Network Automation with StackStorm and Docker

May 24, 2016
by Matthew Stone

What is StackStorm going to do with network automation? Ever since we joined Brocade, it’s been everyone’s question, and we have been hand-waving some answers. But the talk walks, code talks: let’s show something really working. Today’s example is on Docker network automation, where StackStorm makes physical networking follow Docker containers as they get created.

Millennial kids should watch my video with detailed explanations on StackStorm’s YouTube channel.

True hackers might jump straight to automation code on GitHub to see how it is built and try it out on your StackStorm instance.

Or, just read on.

The evolution of Docker networking has been fun to watch, and with the latest additions to libnetwork, things are getting even better. Docker recently added Macvlan and Ipvlan to the list of drivers for libnetwork. (Note: At the time of writing these drivers are still considered experimental) These drivers allow Docker containers to speak directly to the physical network. Getting traffic in and out of overlay networks can be a challenge. You need to implement a VTEP on the physical switch or vSwitch to communicate with the rest of the network. Docker decided to solve the problem by allowing you to send traffic tagged with a VLAN ID. Something every network engineer has done. This allows you to treat container networking similarly to how you treat virtual machine networking. I’ll leave the detailed explanation to the writeup Docker did on the subject.
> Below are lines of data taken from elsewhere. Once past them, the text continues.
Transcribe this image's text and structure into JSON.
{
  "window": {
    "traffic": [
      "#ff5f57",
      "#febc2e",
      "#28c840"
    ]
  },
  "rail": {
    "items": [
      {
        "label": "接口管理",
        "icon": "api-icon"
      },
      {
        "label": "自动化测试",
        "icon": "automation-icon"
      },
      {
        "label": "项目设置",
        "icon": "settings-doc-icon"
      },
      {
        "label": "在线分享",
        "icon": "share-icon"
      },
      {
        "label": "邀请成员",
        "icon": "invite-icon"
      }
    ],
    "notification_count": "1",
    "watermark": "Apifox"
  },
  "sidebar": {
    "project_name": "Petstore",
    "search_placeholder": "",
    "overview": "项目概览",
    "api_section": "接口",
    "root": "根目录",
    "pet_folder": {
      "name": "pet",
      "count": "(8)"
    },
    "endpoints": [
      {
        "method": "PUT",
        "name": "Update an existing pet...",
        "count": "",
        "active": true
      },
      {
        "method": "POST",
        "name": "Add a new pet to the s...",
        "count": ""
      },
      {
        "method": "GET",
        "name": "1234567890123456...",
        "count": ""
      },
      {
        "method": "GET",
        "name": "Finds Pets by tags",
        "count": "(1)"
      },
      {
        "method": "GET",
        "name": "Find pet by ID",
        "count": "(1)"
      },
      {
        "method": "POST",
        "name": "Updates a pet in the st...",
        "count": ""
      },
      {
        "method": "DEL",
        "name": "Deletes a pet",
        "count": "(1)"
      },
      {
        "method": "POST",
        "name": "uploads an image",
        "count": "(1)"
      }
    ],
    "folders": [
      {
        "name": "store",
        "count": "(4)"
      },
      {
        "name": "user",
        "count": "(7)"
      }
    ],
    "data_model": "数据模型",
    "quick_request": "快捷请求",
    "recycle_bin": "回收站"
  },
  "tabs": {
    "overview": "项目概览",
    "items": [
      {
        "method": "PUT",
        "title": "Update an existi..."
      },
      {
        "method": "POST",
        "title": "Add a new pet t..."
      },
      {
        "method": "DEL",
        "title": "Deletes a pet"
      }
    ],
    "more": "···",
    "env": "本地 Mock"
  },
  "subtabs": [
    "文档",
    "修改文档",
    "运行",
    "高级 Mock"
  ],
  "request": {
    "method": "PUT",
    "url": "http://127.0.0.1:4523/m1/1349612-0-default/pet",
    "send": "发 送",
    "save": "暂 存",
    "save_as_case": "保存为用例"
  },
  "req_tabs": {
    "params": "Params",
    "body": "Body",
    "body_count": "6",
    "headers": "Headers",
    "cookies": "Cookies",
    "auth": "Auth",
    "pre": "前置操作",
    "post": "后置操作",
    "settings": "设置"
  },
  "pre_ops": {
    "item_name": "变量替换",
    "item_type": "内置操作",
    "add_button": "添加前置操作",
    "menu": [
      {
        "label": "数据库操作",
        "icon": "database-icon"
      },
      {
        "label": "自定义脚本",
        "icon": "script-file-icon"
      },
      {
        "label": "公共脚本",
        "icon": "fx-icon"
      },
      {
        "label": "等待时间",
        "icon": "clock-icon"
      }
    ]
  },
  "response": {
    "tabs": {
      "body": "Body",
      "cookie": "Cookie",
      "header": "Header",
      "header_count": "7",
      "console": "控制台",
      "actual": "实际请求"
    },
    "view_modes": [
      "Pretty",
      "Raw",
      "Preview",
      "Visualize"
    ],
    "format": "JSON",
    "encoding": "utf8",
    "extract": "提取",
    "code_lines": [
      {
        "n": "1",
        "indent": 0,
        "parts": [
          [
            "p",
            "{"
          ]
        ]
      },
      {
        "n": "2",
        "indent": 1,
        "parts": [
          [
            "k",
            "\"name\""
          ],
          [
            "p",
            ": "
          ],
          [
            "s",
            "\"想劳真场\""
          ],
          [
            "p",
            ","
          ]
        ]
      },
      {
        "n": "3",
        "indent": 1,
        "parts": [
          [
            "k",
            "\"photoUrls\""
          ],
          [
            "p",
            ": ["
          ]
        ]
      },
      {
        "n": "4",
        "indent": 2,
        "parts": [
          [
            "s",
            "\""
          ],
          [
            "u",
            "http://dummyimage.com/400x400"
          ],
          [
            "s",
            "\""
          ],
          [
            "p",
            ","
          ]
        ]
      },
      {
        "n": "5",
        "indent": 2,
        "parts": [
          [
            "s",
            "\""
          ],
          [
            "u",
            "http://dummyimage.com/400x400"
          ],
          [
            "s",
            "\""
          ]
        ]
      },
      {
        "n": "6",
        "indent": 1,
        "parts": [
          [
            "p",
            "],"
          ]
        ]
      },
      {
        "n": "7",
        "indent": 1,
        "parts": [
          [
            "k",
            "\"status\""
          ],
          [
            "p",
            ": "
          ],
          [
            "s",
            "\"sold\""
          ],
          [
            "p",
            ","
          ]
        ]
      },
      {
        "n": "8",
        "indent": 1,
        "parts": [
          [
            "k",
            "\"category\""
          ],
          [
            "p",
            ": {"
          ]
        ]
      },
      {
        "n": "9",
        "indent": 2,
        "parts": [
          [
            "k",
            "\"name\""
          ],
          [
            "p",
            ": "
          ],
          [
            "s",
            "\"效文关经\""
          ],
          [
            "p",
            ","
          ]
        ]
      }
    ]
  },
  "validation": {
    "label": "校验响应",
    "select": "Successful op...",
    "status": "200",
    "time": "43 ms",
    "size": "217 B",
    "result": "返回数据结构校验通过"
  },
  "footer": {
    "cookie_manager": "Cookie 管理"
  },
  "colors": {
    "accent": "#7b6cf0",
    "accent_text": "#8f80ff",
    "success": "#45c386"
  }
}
Tagging container traffic means you need to coordinate your physical network configuration with your Docker configuration, and do it automatically. We use StackStorm to trigger on creating of Docker network, and fire a workflow that reconfigures the physical network using Brocade VDX switch API. Here is now it’s done, step-by step.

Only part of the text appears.